Bei einem sogenannten Hydrozephalus kommt es zu einer Erweiterung der Nervenwasserräume. Wir bieten operative Behandlungsmethoden mit modernen Shunt-Systemen oder endoskopische Verfahren.

Was ist ein Hydrozephalus?

Unter einem Hydrozephalus versteht man eine krankhafte Erweiterung der Nervenwasserräume im Gehirn. Im Volksmund spricht man auch von einem Wasserkopf. Das Nervenwasser, das das Gehirn schützend umgibt, zirkuliert und wird fortlaufend erneuert. Verantwortlich für einen Hydrozephalus ist meist eine Störung der Zirkulation oder der Resorption des zu erneuernden Nervenwassers. Als Ursachen kommen unter anderem Blutungen, Infektionen, Tumoren und Fehlbildungen infrage.

Wie äußert sich ein Hydrozephalus?

Durch den Hydrozephalus kommt es zu einem erhöhten Schädelinnendruck mit Kopfschmerzen, Übelkeit, Erbrechen und Sehstörungen. Bei Kindern, bei denen die Schädelnähte noch nicht geschlossen sind, kann der Kopfumfang sichtbar vergrößert sein (mehr zu dem Krankheitsbild bei Kindern finden Sie im Bereich Kinderneurochirurgie). Bei fortschreitender Drucksteigerung treten Bewusstseinsstörungen bis hin zum Bewusstseinsverlust auf.

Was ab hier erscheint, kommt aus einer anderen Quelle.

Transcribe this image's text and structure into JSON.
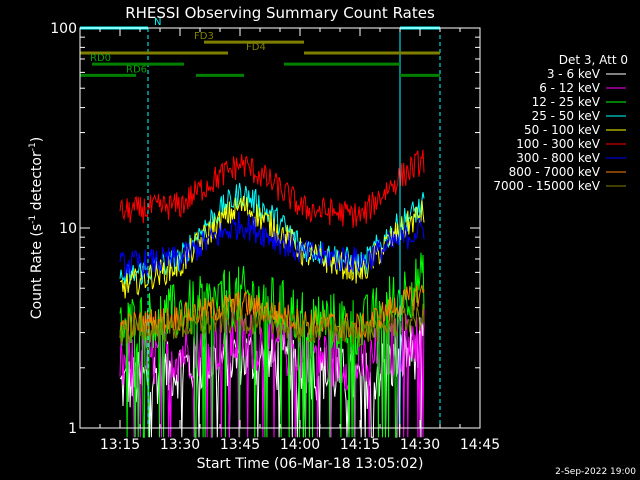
{
  "chart_data": {
    "type": "line",
    "title": "RHESSI Observing Summary Count Rates",
    "xlabel": "Start Time (06-Mar-18 13:05:02)",
    "ylabel_main": "Count Rate (s",
    "ylabel_sup1": "-1",
    "ylabel_mid": " detector",
    "ylabel_sup2": "-1",
    "ylabel_end": ")",
    "y_scale": "log",
    "ylim": [
      1,
      100
    ],
    "xlim": [
      "13:05",
      "14:45"
    ],
    "x_ticks": [
      "13:15",
      "13:30",
      "13:45",
      "14:00",
      "14:15",
      "14:30",
      "14:45"
    ],
    "y_ticks": [
      "1",
      "10",
      "100"
    ],
    "legend_title": "Det 3, Att 0",
    "legend_position": "right",
    "footer_date": "2-Sep-2022 19:00",
    "series": [
      {
        "name": "3 - 6 keV",
        "color": "#ffffff",
        "level": [
          1.6,
          2.0,
          2.3,
          2.0,
          1.7,
          2.6
        ]
      },
      {
        "name": "6 - 12 keV",
        "color": "#ff00ff",
        "level": [
          2.0,
          2.4,
          2.8,
          2.4,
          2.1,
          3.0
        ]
      },
      {
        "name": "12 - 25 keV",
        "color": "#00ff00",
        "level": [
          3.2,
          3.8,
          4.6,
          3.6,
          3.2,
          5.5
        ]
      },
      {
        "name": "25 - 50 keV",
        "color": "#00ffff",
        "level": [
          5.5,
          7.0,
          15.0,
          8.0,
          6.5,
          13.0
        ]
      },
      {
        "name": "50 - 100 keV",
        "color": "#ffff00",
        "level": [
          5.0,
          6.5,
          13.0,
          7.5,
          6.0,
          12.0
        ]
      },
      {
        "name": "100 - 300 keV",
        "color": "#ff0000",
        "level": [
          12.0,
          13.0,
          21.0,
          12.5,
          11.5,
          22.0
        ]
      },
      {
        "name": "300 - 800 keV",
        "color": "#0000ff",
        "level": [
          6.5,
          7.0,
          10.5,
          7.5,
          6.8,
          10.0
        ]
      },
      {
        "name": "800 - 7000 keV",
        "color": "#ff8000",
        "level": [
          3.2,
          3.6,
          4.2,
          3.4,
          3.2,
          4.8
        ]
      },
      {
        "name": "7000 - 15000 keV",
        "color": "#808000",
        "level": [
          3.0,
          3.2,
          3.5,
          3.1,
          3.0,
          3.6
        ]
      }
    ],
    "series_time_span": [
      "13:15",
      "14:31"
    ],
    "attenuator_bars": [
      {
        "label": "N",
        "color": "#00ffff",
        "level": 100,
        "segments": [
          [
            "13:05",
            "13:22"
          ],
          [
            "14:25",
            "14:35"
          ]
        ]
      },
      {
        "label": "FD3",
        "color": "#808000",
        "level": 85,
        "segments": [
          [
            "13:36",
            "14:01"
          ]
        ]
      },
      {
        "label": "FD4",
        "color": "#808000",
        "level": 75,
        "segments": [
          [
            "13:05",
            "13:42"
          ],
          [
            "14:01",
            "14:35"
          ]
        ]
      },
      {
        "label": "RD0",
        "color": "#008000",
        "level": 66,
        "segments": [
          [
            "13:08",
            "13:31"
          ],
          [
            "13:56",
            "14:25"
          ]
        ]
      },
      {
        "label": "RD6",
        "color": "#008000",
        "level": 58,
        "segments": [
          [
            "13:05",
            "13:19"
          ],
          [
            "13:34",
            "13:46"
          ],
          [
            "14:25",
            "14:35"
          ]
        ]
      }
    ],
    "vertical_markers": [
      {
        "time": "13:05",
        "color": "#00ffff",
        "style": "solid"
      },
      {
        "time": "13:22",
        "color": "#00ffff",
        "style": "dashed"
      },
      {
        "time": "14:25",
        "color": "#00ffff",
        "style": "solid"
      },
      {
        "time": "14:35",
        "color": "#00ffff",
        "style": "dashed"
      }
    ]
  }
}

Eine Sonderform ist der sogenannte Normaldruck-Hydrozephalus, der mit Gangstörungen, Harninkontinenz und Gedächtnisstörungen einhergeht.

Operative Behandlung

Die Behandlung eines Hydrozephalus besteht in der Ableitung des überschüssigen Nervenwassers. Bei einer Blutung oder einer Entzündung muss diese Ableitung vorübergehend nach außen erfolgen. Zur permanenten Ableitung wird ein Shunt eingesetzt, der das Nervenwasser in die Bauchhöhle oder in den rechten Vorhof des Herzens ableitet. In besonderen Fällen, wenn ein nicht zu beseitigendes Abflusshindernis vorliegt, kommt eine endoskopische Operation infrage.